+ Create a database of websites with metadata.
+ Resilient
+ Consistent
Our system should be resilient, and should be able to support partial failures.
The system should be able to process billions of documents (websites).
the crawler is just the kickstart the job.
The html fetcher has the following functions:
should_fetch(robots_txt: string, is_legal: str):
# Determines whether a certain website should be indexed or not. Determines whether a certain website is legal or illegal.
extract_urls(website):
# Returns a list of websites extracted from the `website` HTML
all these work items will go into a storage system.
the deduper system reads from both of the storages and reduces the amount of URLs that are either exactly the same or similar but with different meaning (example URLs with different fragments).
is_site_same(website1, website2):
returns True if 2 URLs are the same or if the content is the same.
extract_metadata(website): metadata.
metadata_extractor will take a website and will return everything we can understand from it
then we will store the file in the DB
Documents DB
DocumentId
URL
LastUpdatedDate
MetadataDB
PornMetadata
ShoppingMetadata
KnowledgeMetadata
At a high level we need two different processing pipelines. One that refreshes items that will probably not change often (like wikipedia), and that runs less frequently.
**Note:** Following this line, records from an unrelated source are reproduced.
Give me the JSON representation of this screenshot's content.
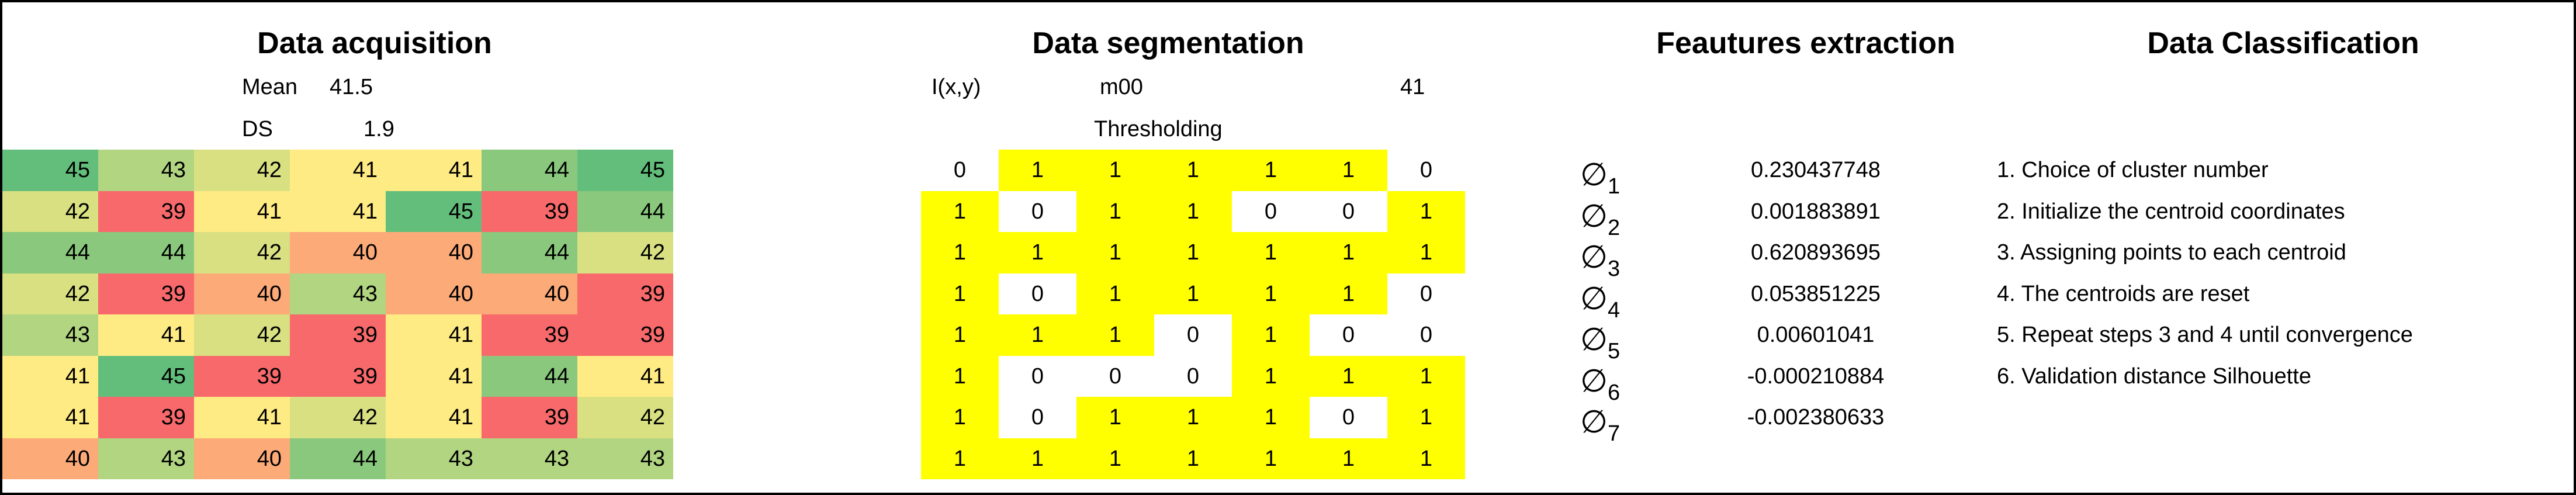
{
  "acquisition": {
    "title": "Data acquisition",
    "mean_label": "Mean",
    "mean": 41.5,
    "ds_label": "DS",
    "ds": 1.9,
    "grid": [
      [
        45,
        43,
        42,
        41,
        41,
        44,
        45
      ],
      [
        42,
        39,
        41,
        41,
        45,
        39,
        44
      ],
      [
        44,
        44,
        42,
        40,
        40,
        44,
        42
      ],
      [
        42,
        39,
        40,
        43,
        40,
        40,
        39
      ],
      [
        43,
        41,
        42,
        39,
        41,
        39,
        39
      ],
      [
        41,
        45,
        39,
        39,
        41,
        44,
        41
      ],
      [
        41,
        39,
        41,
        42,
        41,
        39,
        42
      ],
      [
        40,
        43,
        40,
        44,
        43,
        43,
        43
      ]
    ]
  },
  "segmentation": {
    "title": "Data segmentation",
    "input_label": "I(x,y)",
    "moment_label": "m00",
    "moment": 41,
    "method": "Thresholding",
    "grid": [
      [
        0,
        1,
        1,
        1,
        1,
        1,
        0
      ],
      [
        1,
        0,
        1,
        1,
        0,
        0,
        1
      ],
      [
        1,
        1,
        1,
        1,
        1,
        1,
        1
      ],
      [
        1,
        0,
        1,
        1,
        1,
        1,
        0
      ],
      [
        1,
        1,
        1,
        0,
        1,
        0,
        0
      ],
      [
        1,
        0,
        0,
        0,
        1,
        1,
        1
      ],
      [
        1,
        0,
        1,
        1,
        1,
        0,
        1
      ],
      [
        1,
        1,
        1,
        1,
        1,
        1,
        1
      ]
    ]
  },
  "features": {
    "title": "Feautures extraction",
    "items": [
      {
        "symbol": "∅",
        "index": 1,
        "value": 0.230437748
      },
      {
        "symbol": "∅",
        "index": 2,
        "value": 0.001883891
      },
      {
        "symbol": "∅",
        "index": 3,
        "value": 0.620893695
      },
      {
        "symbol": "∅",
        "index": 4,
        "value": 0.053851225
      },
      {
        "symbol": "∅",
        "index": 5,
        "value": 0.00601041
      },
      {
        "symbol": "∅",
        "index": 6,
        "value": -0.000210884
      },
      {
        "symbol": "∅",
        "index": 7,
        "value": -0.002380633
      }
    ]
  },
  "classification": {
    "title": "Data Classification",
    "steps": [
      "1. Choice of cluster number",
      "2. Initialize the centroid coordinates",
      "3. Assigning points to each centroid",
      "4. The centroids are reset",
      "5. Repeat steps 3 and 4 until convergence",
      "6. Validation distance Silhouette"
    ]
  }
}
And another pipeline that fetches content that is updated frequently (e.g. news websites, some shopping, etc...)
-from crawler
-fetch website HTML and related websites (out links)
-store the html into some intermediate storage
-run a deduping pipeline to only process items that are indeed different
-extract metadata from these documents
-store the result in a db
For the pipeline choices, i would go with apache beam. Each square in the high level diagram is almost a step in the diagram.
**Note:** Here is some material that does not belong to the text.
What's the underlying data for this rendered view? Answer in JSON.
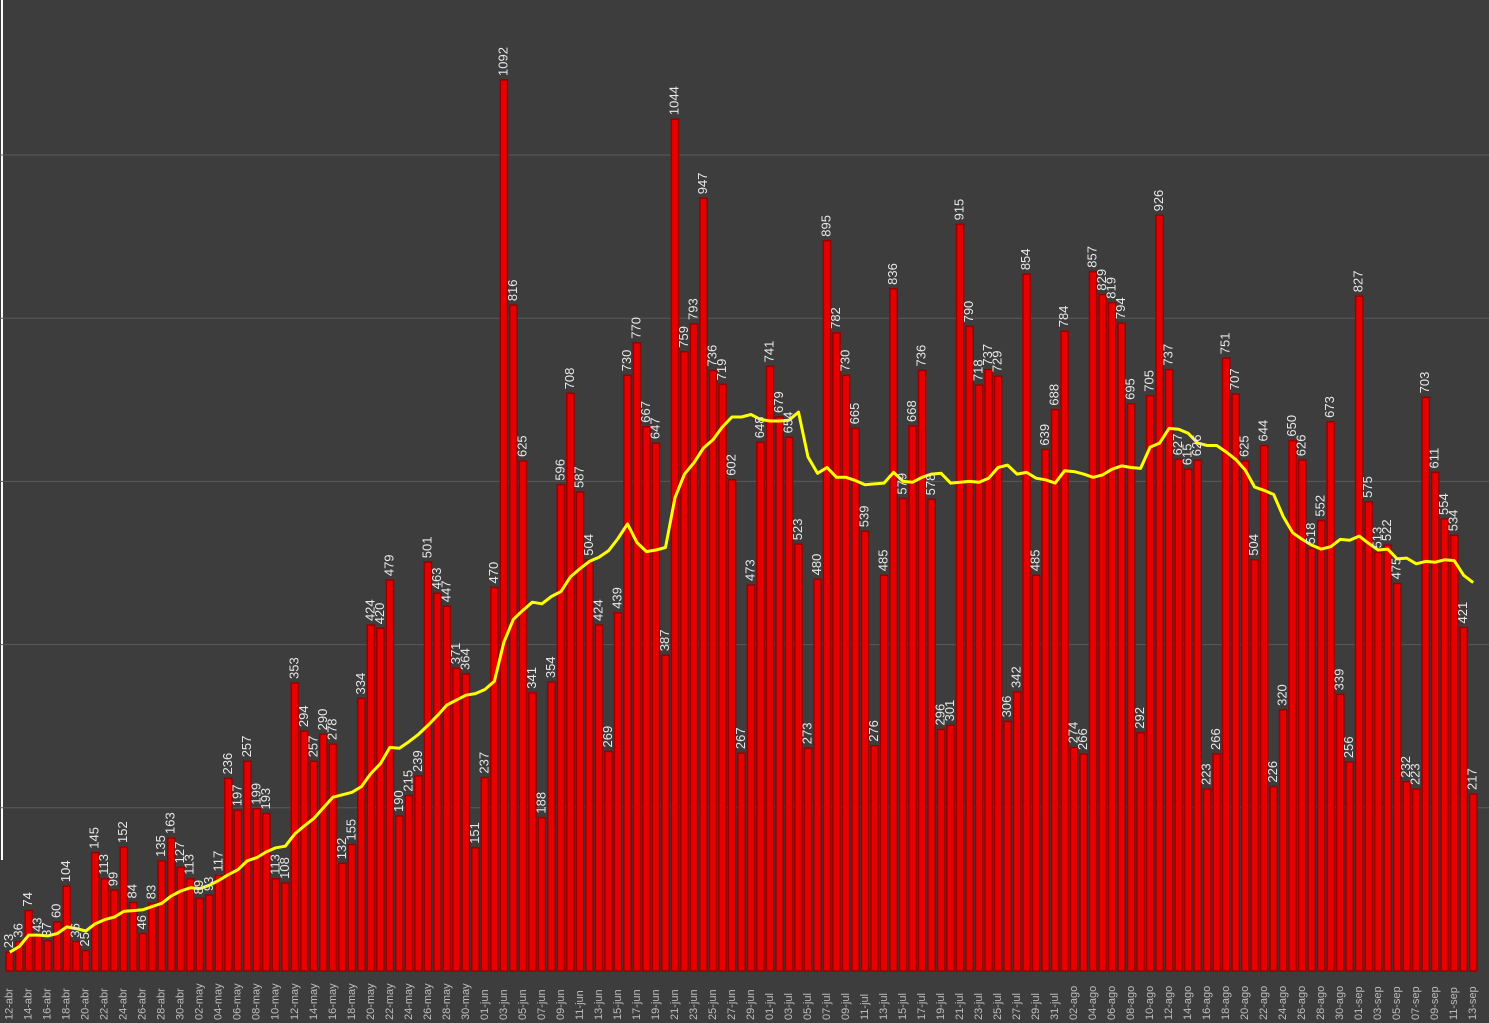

For the Database, we can go with either a relational or not relational. There's no specification of whether the data would be read, which would make a difference here.
Explain any trade offs you have made and why you made certain tech choices...
In the current design, how do we address over fetching the same website over and over.
Proposal: Use a cache (Redis) with a LRU eviction policy. This will allow us to avoid fetching popular websites like facebook.com, etc...
How do we avoid recursion?
We can keep a separate table of the visited websites.
What happens if one of the machines dies at any of the steps?
Our underlying framework in apache beam should be able to retry. We should also serialize the output of each step so that we can re-start the pipeline if any of the steps completely fails.
how can we design an e2e system that ensures the pipeline before we start it?